午前雑用の嵐。
午後腎摘を少し手伝った後に、アッペが2件あり真夜中までかかった。
1例目はチョロアッペ、穿孔してたけどね。
2例目は腐れアッペ、腸切したよ。
急性虫垂炎、いわゆるアッペ、俗に言う「盲腸」は簡単な病気と考えられているが、当科では最近は穿孔してないアッペはとんと見かけない。
その要因として、当院ではアッペを疑ったら何も考えずにCTを撮ることがある。
それによってまず、アッペと思って開腹したけど憩室炎とか付属器炎だったということがほぼ無くなった。ちなみに術前診断アッペで開腹した症例のうち1割まではそのような見込み違いは許容されるというのが定説である。
さらに造影CTにより炎症の程度がかなり正確にわかるので、軽い症例やアッペかどうか確信の持てない症例は保存的治療に回ることになった。ただしマンパワーに余裕がある時はラパロですることもある。ラパロならアッペじゃなくてもあまり悲しくはない。

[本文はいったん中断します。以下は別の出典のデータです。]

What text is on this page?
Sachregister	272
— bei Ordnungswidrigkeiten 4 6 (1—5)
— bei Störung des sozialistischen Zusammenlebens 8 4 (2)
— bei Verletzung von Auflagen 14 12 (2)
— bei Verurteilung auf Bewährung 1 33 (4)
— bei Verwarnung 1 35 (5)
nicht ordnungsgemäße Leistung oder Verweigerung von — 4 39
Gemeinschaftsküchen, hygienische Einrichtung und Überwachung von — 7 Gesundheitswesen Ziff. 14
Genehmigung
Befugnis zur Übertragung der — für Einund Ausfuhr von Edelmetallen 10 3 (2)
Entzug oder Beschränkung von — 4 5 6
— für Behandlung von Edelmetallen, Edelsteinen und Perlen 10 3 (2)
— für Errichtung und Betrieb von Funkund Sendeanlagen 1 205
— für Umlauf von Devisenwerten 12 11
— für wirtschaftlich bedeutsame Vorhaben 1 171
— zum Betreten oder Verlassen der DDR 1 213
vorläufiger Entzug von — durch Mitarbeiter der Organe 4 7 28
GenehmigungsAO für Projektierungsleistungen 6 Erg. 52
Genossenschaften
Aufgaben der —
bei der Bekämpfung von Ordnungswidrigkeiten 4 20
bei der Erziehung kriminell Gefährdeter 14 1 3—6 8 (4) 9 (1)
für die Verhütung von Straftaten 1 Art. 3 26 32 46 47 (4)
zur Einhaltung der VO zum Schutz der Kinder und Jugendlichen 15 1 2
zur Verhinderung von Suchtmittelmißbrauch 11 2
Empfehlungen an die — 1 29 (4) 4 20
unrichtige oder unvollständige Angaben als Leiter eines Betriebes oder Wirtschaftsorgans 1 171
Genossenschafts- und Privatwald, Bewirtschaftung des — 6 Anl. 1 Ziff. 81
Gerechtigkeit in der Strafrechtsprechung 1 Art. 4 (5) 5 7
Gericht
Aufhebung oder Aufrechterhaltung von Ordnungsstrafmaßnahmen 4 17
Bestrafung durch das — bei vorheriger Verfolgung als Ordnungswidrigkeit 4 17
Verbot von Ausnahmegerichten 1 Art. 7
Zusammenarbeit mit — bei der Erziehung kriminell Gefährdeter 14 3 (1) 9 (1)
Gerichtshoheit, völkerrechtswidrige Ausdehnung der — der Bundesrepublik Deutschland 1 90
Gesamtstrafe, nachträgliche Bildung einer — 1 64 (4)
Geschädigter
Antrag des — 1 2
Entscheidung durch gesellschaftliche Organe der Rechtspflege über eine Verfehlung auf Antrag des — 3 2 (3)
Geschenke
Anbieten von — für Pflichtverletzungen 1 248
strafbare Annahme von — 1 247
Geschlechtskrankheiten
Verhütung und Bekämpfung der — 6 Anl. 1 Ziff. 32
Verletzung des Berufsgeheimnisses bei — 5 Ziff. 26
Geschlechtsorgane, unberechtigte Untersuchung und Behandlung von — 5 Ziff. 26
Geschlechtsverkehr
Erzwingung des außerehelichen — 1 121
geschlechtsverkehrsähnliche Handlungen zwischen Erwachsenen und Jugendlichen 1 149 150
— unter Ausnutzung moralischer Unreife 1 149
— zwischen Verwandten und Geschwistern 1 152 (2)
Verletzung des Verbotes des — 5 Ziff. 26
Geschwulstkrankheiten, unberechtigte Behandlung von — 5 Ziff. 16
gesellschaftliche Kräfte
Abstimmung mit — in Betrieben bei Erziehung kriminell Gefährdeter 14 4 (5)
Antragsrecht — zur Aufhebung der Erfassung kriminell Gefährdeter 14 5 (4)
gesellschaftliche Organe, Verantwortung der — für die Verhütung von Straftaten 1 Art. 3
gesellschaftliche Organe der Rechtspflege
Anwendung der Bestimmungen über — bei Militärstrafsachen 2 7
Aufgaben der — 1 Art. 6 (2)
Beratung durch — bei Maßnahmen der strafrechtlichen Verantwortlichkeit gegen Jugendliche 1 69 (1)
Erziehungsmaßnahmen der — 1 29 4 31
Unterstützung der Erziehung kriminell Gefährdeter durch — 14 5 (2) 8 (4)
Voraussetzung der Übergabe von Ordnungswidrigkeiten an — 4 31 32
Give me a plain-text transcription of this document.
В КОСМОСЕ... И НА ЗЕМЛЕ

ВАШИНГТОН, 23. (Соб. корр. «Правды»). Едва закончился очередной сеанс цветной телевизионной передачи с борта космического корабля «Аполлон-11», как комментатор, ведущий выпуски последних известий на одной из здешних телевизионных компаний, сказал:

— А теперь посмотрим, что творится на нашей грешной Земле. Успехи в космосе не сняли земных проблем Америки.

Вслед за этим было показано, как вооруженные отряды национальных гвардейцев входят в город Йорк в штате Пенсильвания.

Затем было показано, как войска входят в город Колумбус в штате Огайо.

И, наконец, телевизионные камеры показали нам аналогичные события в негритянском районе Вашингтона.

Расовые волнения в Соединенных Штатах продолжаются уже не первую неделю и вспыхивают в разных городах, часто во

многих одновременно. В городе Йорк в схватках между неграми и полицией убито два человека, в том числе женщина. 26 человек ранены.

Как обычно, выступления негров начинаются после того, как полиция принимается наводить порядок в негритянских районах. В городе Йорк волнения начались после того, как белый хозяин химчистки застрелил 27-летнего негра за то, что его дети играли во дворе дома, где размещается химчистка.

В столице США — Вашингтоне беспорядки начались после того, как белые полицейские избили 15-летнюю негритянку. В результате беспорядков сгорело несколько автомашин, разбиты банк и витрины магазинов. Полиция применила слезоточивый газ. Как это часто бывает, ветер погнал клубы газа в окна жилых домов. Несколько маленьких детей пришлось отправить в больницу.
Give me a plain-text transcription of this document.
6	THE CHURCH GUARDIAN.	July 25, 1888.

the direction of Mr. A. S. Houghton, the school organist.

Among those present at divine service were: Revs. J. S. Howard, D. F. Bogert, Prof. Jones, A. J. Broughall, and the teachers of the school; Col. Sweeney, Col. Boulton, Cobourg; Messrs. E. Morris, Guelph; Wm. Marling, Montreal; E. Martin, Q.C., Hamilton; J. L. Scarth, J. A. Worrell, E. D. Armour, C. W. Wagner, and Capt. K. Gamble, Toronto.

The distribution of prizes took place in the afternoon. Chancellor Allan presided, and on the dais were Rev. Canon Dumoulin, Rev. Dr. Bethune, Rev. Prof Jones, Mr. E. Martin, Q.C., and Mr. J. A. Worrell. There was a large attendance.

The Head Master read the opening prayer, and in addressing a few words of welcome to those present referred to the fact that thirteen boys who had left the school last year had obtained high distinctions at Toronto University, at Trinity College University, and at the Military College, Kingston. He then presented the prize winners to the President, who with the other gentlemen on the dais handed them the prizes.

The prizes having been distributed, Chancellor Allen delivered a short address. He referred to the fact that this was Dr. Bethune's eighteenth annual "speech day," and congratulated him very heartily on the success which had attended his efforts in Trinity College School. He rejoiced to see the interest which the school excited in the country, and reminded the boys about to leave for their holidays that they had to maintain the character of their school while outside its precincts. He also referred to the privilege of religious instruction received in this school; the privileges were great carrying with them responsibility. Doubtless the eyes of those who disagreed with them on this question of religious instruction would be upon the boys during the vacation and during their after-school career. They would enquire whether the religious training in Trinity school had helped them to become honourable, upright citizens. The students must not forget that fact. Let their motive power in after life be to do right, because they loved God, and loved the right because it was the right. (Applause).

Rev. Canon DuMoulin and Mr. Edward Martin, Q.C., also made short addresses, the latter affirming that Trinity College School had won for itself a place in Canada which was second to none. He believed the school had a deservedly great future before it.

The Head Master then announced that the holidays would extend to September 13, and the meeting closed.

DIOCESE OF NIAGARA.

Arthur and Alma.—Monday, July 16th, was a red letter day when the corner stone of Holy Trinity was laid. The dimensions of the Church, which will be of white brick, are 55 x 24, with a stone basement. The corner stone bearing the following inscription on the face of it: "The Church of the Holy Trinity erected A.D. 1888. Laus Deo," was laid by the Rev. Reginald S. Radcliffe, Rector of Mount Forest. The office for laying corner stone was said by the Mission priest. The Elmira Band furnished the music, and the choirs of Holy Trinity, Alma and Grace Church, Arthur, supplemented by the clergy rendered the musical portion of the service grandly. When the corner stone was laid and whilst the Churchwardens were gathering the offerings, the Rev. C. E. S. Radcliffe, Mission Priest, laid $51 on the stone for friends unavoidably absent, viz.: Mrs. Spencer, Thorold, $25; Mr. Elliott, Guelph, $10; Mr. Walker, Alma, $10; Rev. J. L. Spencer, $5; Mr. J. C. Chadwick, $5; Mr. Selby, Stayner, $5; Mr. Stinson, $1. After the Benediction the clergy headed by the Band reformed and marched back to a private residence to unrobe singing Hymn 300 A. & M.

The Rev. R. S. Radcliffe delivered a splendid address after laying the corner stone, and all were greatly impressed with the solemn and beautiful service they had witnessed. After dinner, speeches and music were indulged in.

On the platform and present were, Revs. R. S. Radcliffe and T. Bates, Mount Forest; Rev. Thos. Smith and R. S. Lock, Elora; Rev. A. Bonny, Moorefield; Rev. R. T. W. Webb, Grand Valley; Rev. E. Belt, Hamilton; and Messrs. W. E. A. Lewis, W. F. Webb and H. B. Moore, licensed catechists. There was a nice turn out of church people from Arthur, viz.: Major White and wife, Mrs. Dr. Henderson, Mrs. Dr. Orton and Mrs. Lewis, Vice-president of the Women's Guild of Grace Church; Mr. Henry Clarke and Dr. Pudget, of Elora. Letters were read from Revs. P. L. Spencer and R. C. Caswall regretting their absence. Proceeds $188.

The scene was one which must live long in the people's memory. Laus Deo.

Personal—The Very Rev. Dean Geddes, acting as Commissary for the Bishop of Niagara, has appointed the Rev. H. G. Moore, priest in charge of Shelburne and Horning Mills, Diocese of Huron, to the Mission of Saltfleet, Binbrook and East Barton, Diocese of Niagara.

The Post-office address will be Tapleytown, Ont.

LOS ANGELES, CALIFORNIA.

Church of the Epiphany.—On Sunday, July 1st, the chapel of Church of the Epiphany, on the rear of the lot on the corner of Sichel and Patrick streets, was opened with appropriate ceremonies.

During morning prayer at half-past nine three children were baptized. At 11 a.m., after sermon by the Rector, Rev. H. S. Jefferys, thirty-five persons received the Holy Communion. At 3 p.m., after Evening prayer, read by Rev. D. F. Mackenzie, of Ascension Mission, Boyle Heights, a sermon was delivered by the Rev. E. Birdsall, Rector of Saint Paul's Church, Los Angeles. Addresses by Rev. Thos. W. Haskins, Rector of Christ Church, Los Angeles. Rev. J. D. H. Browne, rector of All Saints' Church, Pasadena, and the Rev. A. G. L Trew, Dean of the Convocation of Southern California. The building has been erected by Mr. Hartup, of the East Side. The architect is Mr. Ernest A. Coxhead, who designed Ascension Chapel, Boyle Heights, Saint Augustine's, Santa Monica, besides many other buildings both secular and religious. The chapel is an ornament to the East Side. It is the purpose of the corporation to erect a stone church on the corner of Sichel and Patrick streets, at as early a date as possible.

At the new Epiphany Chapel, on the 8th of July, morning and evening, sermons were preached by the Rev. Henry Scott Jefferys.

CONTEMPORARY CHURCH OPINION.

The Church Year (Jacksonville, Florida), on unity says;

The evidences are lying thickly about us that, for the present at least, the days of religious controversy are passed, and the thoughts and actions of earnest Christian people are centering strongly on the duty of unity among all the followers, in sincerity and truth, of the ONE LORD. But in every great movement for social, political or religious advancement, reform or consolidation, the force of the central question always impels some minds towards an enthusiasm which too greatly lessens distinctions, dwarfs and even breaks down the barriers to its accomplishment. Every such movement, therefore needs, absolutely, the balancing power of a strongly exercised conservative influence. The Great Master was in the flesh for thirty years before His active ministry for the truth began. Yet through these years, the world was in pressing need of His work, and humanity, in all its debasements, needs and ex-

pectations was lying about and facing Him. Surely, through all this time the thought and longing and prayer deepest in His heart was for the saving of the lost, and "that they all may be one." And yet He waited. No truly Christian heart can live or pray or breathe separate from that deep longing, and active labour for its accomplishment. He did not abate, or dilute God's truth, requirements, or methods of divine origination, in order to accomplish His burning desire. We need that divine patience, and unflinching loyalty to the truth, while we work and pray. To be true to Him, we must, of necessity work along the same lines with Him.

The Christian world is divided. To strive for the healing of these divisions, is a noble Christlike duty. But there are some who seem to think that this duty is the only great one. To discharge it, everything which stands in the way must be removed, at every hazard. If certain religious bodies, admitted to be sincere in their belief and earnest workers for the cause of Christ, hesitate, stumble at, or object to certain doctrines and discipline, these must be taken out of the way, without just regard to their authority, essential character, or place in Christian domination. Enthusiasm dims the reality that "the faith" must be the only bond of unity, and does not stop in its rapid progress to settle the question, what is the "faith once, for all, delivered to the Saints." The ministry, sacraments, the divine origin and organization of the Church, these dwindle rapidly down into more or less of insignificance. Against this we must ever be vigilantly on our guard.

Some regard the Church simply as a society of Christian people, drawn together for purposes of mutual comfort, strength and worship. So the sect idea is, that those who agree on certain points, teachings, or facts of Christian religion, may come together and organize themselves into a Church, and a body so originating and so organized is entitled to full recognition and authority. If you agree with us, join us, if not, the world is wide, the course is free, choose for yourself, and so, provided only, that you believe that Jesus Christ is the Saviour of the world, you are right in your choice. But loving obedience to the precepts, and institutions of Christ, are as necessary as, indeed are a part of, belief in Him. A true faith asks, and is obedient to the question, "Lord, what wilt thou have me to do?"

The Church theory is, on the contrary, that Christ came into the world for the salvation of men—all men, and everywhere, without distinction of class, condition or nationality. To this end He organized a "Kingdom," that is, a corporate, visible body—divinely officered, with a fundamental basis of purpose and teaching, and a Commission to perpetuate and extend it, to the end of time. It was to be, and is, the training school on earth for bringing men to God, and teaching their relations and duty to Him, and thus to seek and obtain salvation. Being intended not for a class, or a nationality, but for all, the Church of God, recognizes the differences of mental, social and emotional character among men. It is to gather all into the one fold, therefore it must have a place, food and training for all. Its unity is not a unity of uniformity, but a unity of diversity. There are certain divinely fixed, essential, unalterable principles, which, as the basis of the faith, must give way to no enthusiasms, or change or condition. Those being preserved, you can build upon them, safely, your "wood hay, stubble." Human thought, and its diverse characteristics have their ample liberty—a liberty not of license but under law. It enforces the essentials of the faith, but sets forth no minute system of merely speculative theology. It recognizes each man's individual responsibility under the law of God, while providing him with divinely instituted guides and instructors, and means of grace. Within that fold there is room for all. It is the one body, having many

またルンバールでできちゃうようなチョロアッペは休日夜間に人を集めてやるには点数が少なすぎるので、保存的にいくことになる。
というかみんな予定手術だけで手一杯なので無駄な緊急手術はしたくない。
あるいは最近の抗菌薬は切れ味が良くて軽いアッペなら余裕で蹴散らせる。しかしそこからこぼれ落ちた症例ではひどいことになっている場合が多い。

などなどの理由により当科でアッペといえば全麻で大きめに開けてしっかり洗浄してドレーンもたくさん入るという手術になることが多い。